The results were consistently positive: CSICL significantly outperformed traditional X-ICL baselines. It achieved gains of 3.1 percentage points (p.p.) in target languages and 1.9 p.p. in unseen languages. The improvements were even more dramatic in low-resource language settings, with gains of 14.7% in target languages and 5.3% in unseen languages. This highlights CSICL’s practical value in scenarios where data is scarce.

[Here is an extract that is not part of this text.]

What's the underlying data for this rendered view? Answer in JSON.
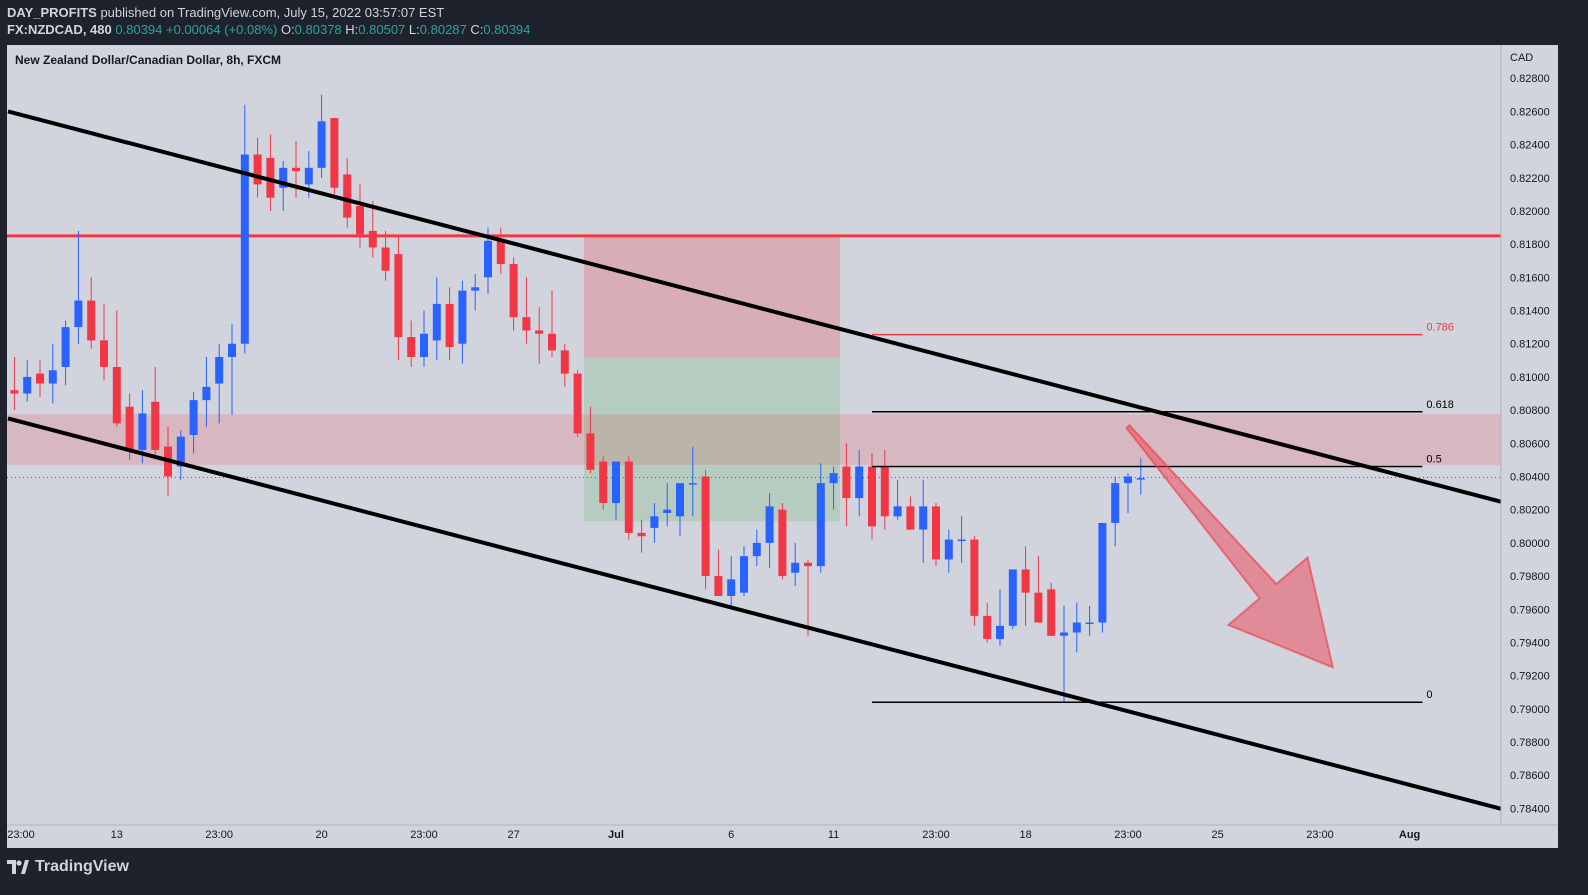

An ablation study confirmed that both the gradual code-switching demonstrations and the gradual translation instruction are crucial for these improvements. Interestingly, transitioning from a target language to English was more effective than the reverse, supporting the idea that CSICL helps LLMs align with their English-centric latent space. The benefits of CSICL were also shown not to be merely due to providing more sentences in the demonstration, as it consistently outperformed paraphrased monolingual demonstrations.
CSICL showed particularly strong gains in machine translation tasks (6.8 p.p. in target languages) and reasoning-oriented tasks (average gains of 5.4 p.p.). This suggests that by encouraging LLMs to ‘think in English’ through gradual transitions, CSICL helps them leverage their strongest reasoning capabilities.
Also Read:
- Unlocking Multilingual Potential: Steering AI’s Language Experts
- TreePrompt: Enhancing Machine Translation Through Intelligent Example Selection
Moving Towards More Inclusive LLMs
The findings from this research establish code-switching as a principled and robust method for overcoming the translation barrier during LLM inference. By integrating code-switching into in-context learning, CSICL helps LLMs achieve more equitable and effective multilingual performance without requiring additional training or resources. This work opens up new avenues for research, framing language alternation not as a challenge, but as a valuable resource for bridging linguistic gaps and fostering truly inclusive multilingual AI systems.